Title: Re: 32-character-width screen mode
Post by: TFM on 21:23, 01 November 13
Not true. A simple example would be to use of SET if the sprite moves 2 pixels at a time in the Y axis:

Code: [Select]
...Do line...
set 3,d
...Do line...
Add &8, check for overflow
...Do line...
set 3,d
...Do line...
Add &8, check for overflow
etc


That check for overflow doesn't make it more precise. But you can use your example of course (the quick way) for 8 scanlines. However I was driving at pixel precise movement. But ok, this may not be always needed.
There is an own ideal strategy for any purpose. For general routines, code should be able to copy with all that.




BTW: One doesn't have to use 8 scanlines / I mean &800 blocks, the CRTC offers more convenient solutions. Few games are using them though.

Title: Re: Beware of slow instructions
Post by: redbox on 15:23, 02 November 13
T is a T-state in Z80 parlance. If there were no wait states, this is how many clock cycles it would take.

So if I'm using this counter to optimise routines, 1) can I assume that a lower number is faster and 2) whats the total on this timer for 1 frame on the CPC?
Title: Re: Beware of slow instructions
Post by: Bruce Abbott on 22:58, 03 November 13
1) can I assume that a lower number is faster
Yes.
Quote
2) whats the total on this timer for 1 frame on the CPC?
There is no actual timer for T states.
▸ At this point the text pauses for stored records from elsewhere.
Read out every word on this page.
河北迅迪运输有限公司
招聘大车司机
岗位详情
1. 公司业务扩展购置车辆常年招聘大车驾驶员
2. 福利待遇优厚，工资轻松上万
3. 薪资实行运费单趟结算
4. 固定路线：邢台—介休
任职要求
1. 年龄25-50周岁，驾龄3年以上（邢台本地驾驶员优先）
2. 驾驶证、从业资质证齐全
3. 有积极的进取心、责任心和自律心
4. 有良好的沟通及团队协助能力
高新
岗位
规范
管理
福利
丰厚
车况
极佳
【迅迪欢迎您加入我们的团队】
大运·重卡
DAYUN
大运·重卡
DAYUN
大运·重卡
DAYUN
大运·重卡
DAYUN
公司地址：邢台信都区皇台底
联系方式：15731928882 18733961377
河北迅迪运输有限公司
However WinAPE has a 'T' counter which shows  the number of microseconds since it was last reset. On the CPC every machine cycle that is not a multiple of 4 T states will have wait states added until it is. Therefore every instruction takes a whole number of microseconds. There are  20,000 microseconds in one 50Hz video frame.

Quote from: TFM
BTW... There are also some unexpected timing like for LD BC,(NNNN) and LD IX,(NNNN). They need the same amount of time, but one would expect that the instruction using IX is 1 ys slower. But here it's not.
Good point. Most Z80 programmers try to avoid using IX and IY when they need speed, but on the CPC this may not always be the best strategy. Before deciding which instructions to use you should compare their timings on the CPC.   
 
Title: Re: Beware of slow instructions
Post by: Executioner on 04:25, 05 November 13
Yes.There is no actual timer for T states. However WinAPE has a 'T' counter which shows  the number of microseconds since it was last reset. On the CPC every machine cycle that is not a multiple of 4 T states will have wait states added until it is.
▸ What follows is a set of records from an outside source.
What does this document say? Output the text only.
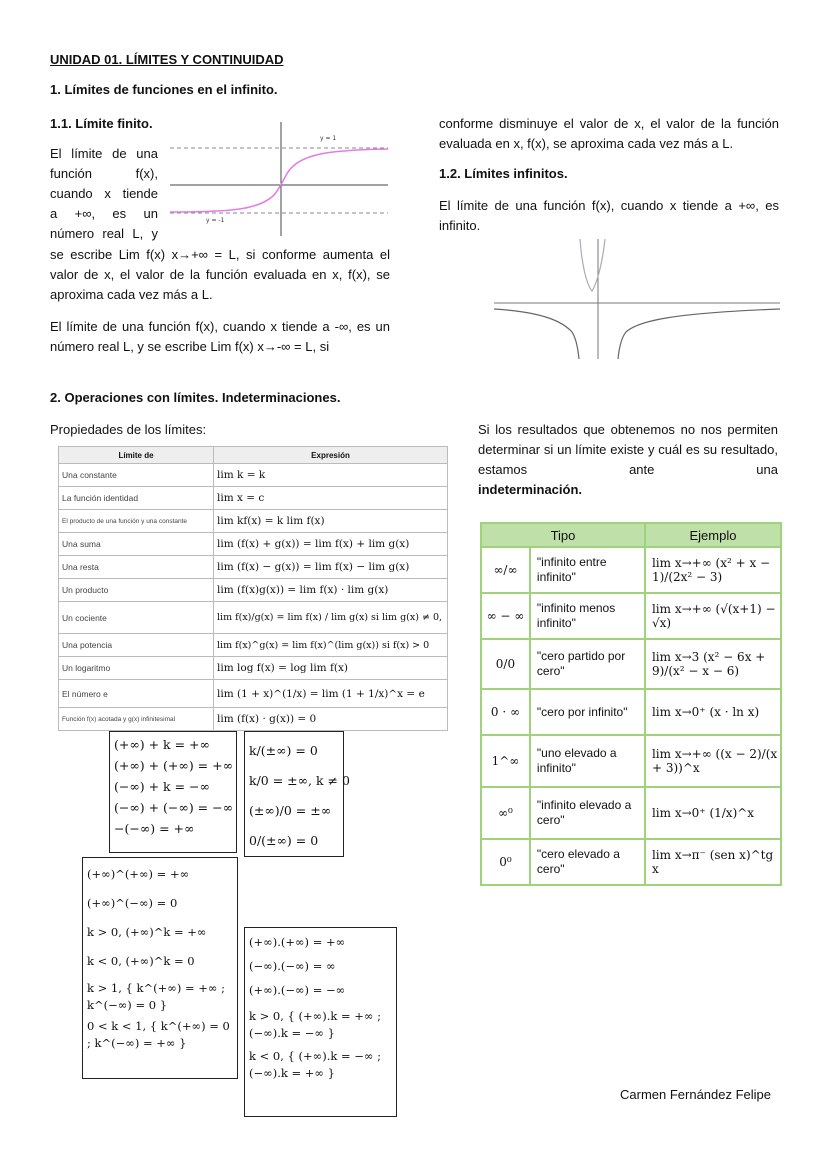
UNIDAD 01. LÍMITES Y CONTINUIDAD
1. Límites de funciones en el infinito.
1.1. Límite finito.
El límite de una
función f(x),
cuando x tiende
a +∞, es un
número real L, y
y = 1
y = -1
se escribe Lim f(x) x→+∞ = L, si conforme aumenta el valor de x, el valor de la función evaluada en x, f(x), se aproxima cada vez más a L.
El límite de una función f(x), cuando x tiende a -∞, es un número real L, y se escribe Lim f(x) x→-∞ = L, si
conforme disminuye el valor de x, el valor de la función evaluada en x, f(x), se aproxima cada vez más a L.
1.2. Límites infinitos.
El límite de una función f(x), cuando x tiende a +∞, es infinito.
2. Operaciones con límites. Indeterminaciones.
Propiedades de los límites:	Si los resultados que obtenemos no nos permiten determinar si un límite existe y cuál es su resultado, estamos ante una
indeterminación.
Límite de	Expresión
Una constante	lim k = k
La función identidad	lim x = c
El producto de una función y una constante	lim kf(x) = k lim f(x)
Una suma	lim (f(x) + g(x)) = lim f(x) + lim g(x)
Una resta	lim (f(x) − g(x)) = lim f(x) − lim g(x)
Un producto	lim (f(x)g(x)) = lim f(x) · lim g(x)
Un cociente	lim f(x)/g(x) = lim f(x) / lim g(x) si lim g(x) ≠ 0,
Una potencia	lim f(x)^g(x) = lim f(x)^(lim g(x)) si f(x) > 0
Un logaritmo	lim log f(x) = log lim f(x)
El número e	lim (1 + x)^(1/x) = lim (1 + 1/x)^x = e
Función f(x) acotada y g(x) infinitesimal	lim (f(x) · g(x)) = 0
Tipo		Ejemplo
∞/∞	"infinito entre infinito"	lim x→+∞ (x² + x − 1)/(2x² − 3)
∞ − ∞	"infinito menos infinito"	lim x→+∞ (√(x+1) − √x)
0/0	"cero partido por cero"	lim x→3 (x² − 6x + 9)/(x² − x − 6)
0 · ∞	"cero por infinito"	lim x→0⁺ (x · ln x)
1^∞	"uno elevado a infinito"	lim x→+∞ ((x − 2)/(x + 3))^x
∞⁰	"infinito elevado a cero"	lim x→0⁺ (1/x)^x
0⁰	"cero elevado a cero"	lim x→π⁻ (sen x)^tg x
(+∞) + k = +∞
(+∞) + (+∞) = +∞
(−∞) + k = −∞
(−∞) + (−∞) = −∞
−(−∞) = +∞
k/(±∞) = 0
k/0 = ±∞, k ≠ 0
(±∞)/0 = ±∞
0/(±∞) = 0
(+∞)^(+∞) = +∞
(+∞)^(−∞) = 0
k > 0, (+∞)^k = +∞
k < 0, (+∞)^k = 0
k > 1, { k^(+∞) = +∞ ; k^(−∞) = 0 }
0 < k < 1, { k^(+∞) = 0 ; k^(−∞) = +∞ }
(+∞).(+∞) = +∞
(−∞).(−∞) = ∞
(+∞).(−∞) = −∞
k > 0, { (+∞).k = +∞ ; (−∞).k = −∞ }
k < 0, { (+∞).k = −∞ ; (−∞).k = +∞ }
Carmen Fernández Felipe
WinAPE has microsecond accurate instruction timing for all instructions and accurate timing for interrupts (which can cause some instructions to delay slightly further). These timings have been measured and tested on both WinAPE and the real hardware.

Just to clarify (I posted more on this in another thread recently). The Z80 may get some wait states added on each instruction depending on the alignment with the clock. It appears the WAIT signal is only released for 1 of every 4 clock cycles. This means it's not actually possible to calculate the number of microseconds for a Z80 instruction simply by using the number of T-States or M-States as specified in the Zilog documentation, unless you look at the exact points the wait-states can be inserted. You are better to use the values found on other CPC specific timing documents on this site. If interrupts are likely to occur and you need accurate timing, it's a little more complicated.

Quote
Therefore every instruction takes a whole number of microseconds. There are  20,000 microseconds in one 50Hz video frame.

Close, it's actually 312 * 64 = 19968 microseconds per frame.
Title: Re: Beware of slow instructions
Post by: cpcitor on 16:17, 05 November 13
Close, it's actually 312 * 64 = 19968 microseconds per frame.

Does this mean that a CPC frame rate is not exactly 50Hz but 1000000/19968, about 50.08 Hz ?
Title: Re: Beware of slow instructions
Post by: Executioner on 00:20, 08 November 13
Does this mean that a CPC frame rate is not exactly 50Hz but 1000000/19968, about 50.08 Hz ?

Yes, that is correct.
Title: Re: 32-character-width screen mode
Post by: ralferoo on 13:49, 09 November 13
BTW... There are also some unexpected timing like for LD BC,(NNNN) and LD IX,(NNNN). They need the same amount of time, but one would expect that the instruction using IX is 1 ys slower. But here it's not.
The timing on these instructions is totally as one would expect. There's not even a hint of the unexpected here.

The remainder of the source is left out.